One of the first things that helped guide her out of her prison of hearing and sight deprivation was the doll.
Having not a care for it, nor the thought of value of the doll, she smashed it hoping to hurt her teacher. But afterwards, when all was calm, she realized the loss of the doll. That she will never be able to have that doll again.
She realized just what she had done, and in the attempt to hurt her teacher, she ended up causing herself the greater pain.
The tree and beach was a big influence in her actions after, although subtle, she shows a bit more caution to elements and surroundings, even just slightly. You can see it a bit in the train trestle part.
Having been so high up in the tree and no one around when the storm hit is a scary enough thought for me, but to not be able to see or hear what’s happening? The feeling of the rain pelting down and the winding trying to blow her off the tree amplified, the smell of the storm, and the feeling of her grip slowly losing hold?

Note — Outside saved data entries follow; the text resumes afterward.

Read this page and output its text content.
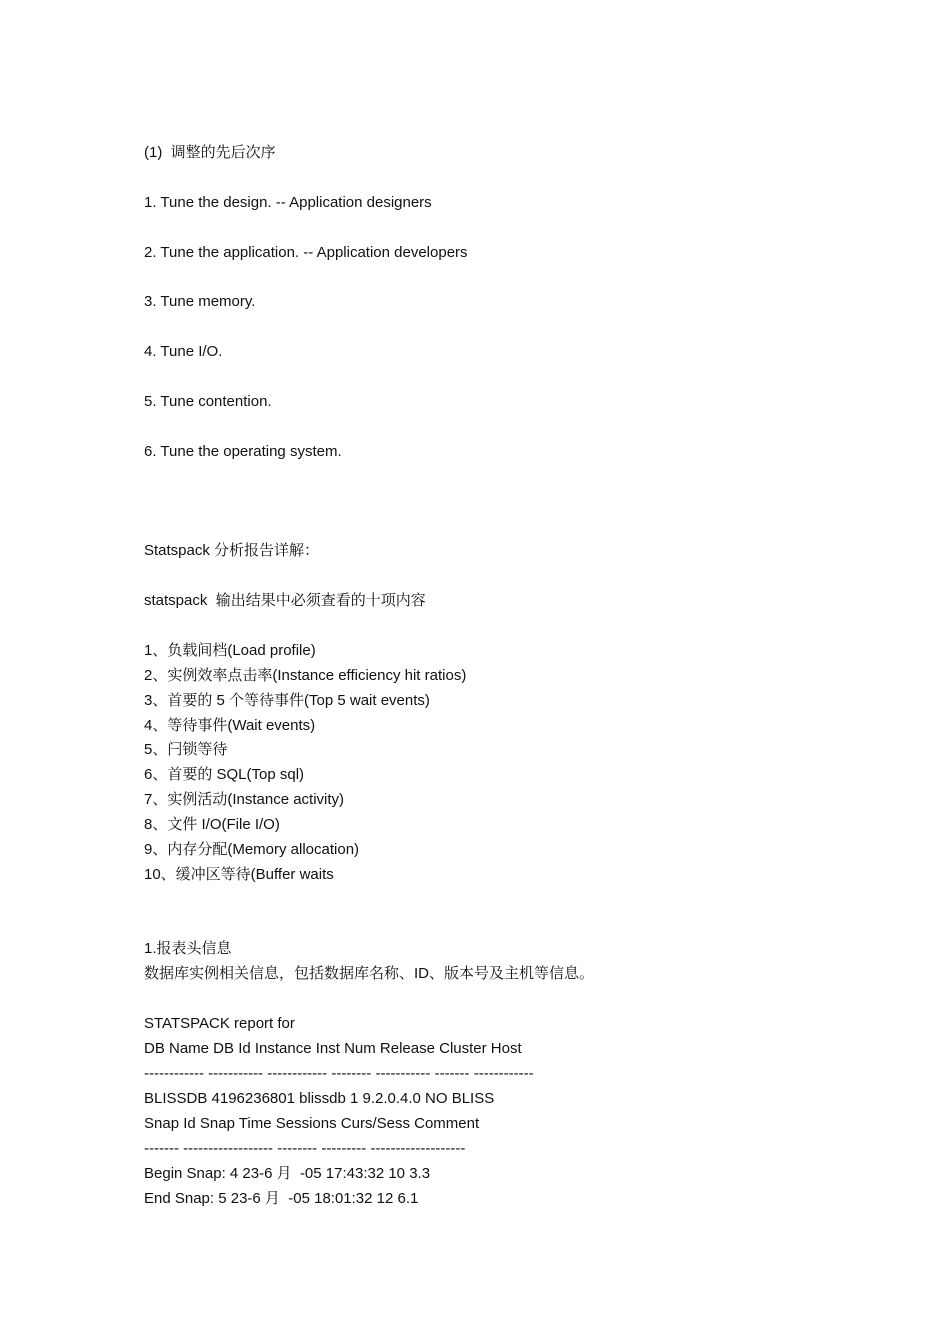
(1)  调整的先后次序
1. Tune the design. -- Application designers
2. Tune the application. -- Application developers
3. Tune memory.
4. Tune I/O.
5. Tune contention.
6. Tune the operating system.
Statspack 分析报告详解：
statspack  输出结果中必须查看的十项内容
1、负载间档(Load profile)
2、实例效率点击率(Instance efficiency hit ratios)
3、首要的 5 个等待事件(Top 5 wait events)
4、等待事件(Wait events)
5、闩锁等待
6、首要的 SQL(Top sql)
7、实例活动(Instance activity)
8、文件 I/O(File I/O)
9、内存分配(Memory allocation)
10、缓冲区等待(Buffer waits
1.报表头信息
数据库实例相关信息，包括数据库名称、ID、版本号及主机等信息。
STATSPACK report for
DB Name DB Id Instance Inst Num Release Cluster Host
------------ ----------- ------------ -------- ----------- ------- ------------
BLISSDB 4196236801 blissdb 1 9.2.0.4.0 NO BLISS
Snap Id Snap Time Sessions Curs/Sess Comment
------- ------------------ -------- --------- -------------------
Begin Snap: 4 23-6 月  -05 17:43:32 10 3.3
End Snap: 5 23-6 月  -05 18:01:32 12 6.1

Or at the beach, of her playing and then suddenly finding out what it’s like to nearly drown! The feeling of the waves pulling you down, of sinking into the depths, the feeling of the oxygen burning to be released only to be replaced with the salty taste of water.
Those are nightmares that are among everyday life, the ones we can’t just wake up from.
Learning to read and be able to communicate through the hand version of typing helped sky rocket the road to leaving that prison.
Being able to learn through reading the raised letters, the feeling on her hands as she read each and every letter through the feeling on her hand. Or being able to communicate faster with the hand version of the alphabet.
The feeling her friends or loved ones’ hand in hers, quickly telling any and everything.
The trip to Boston helped a lot too. Learning there were more people out there, more people like her. That couldn’t see, or couldn’t hear. Having her world opened up from not just her home town and a few places she had visited, but now knowing just how big the world was. How many were like her and communicated like her.
But the biggest is when her and her teacher, Anne Sullivan, started to bound. When they got a connection the helped Helen want to learn. You get stories here and there, but just knowing they spent so much time together and they became close enough to be family.
But knowing that Helen originally didn’t like the teachings is what makes the connection even deeper, because she changed her mind. She started to want to learn, to read, to communicate and later learn to talk.
Knowing all of that was not just because of Anne Sullivan, but because of the water flowing in that creek that made everything come alive once more.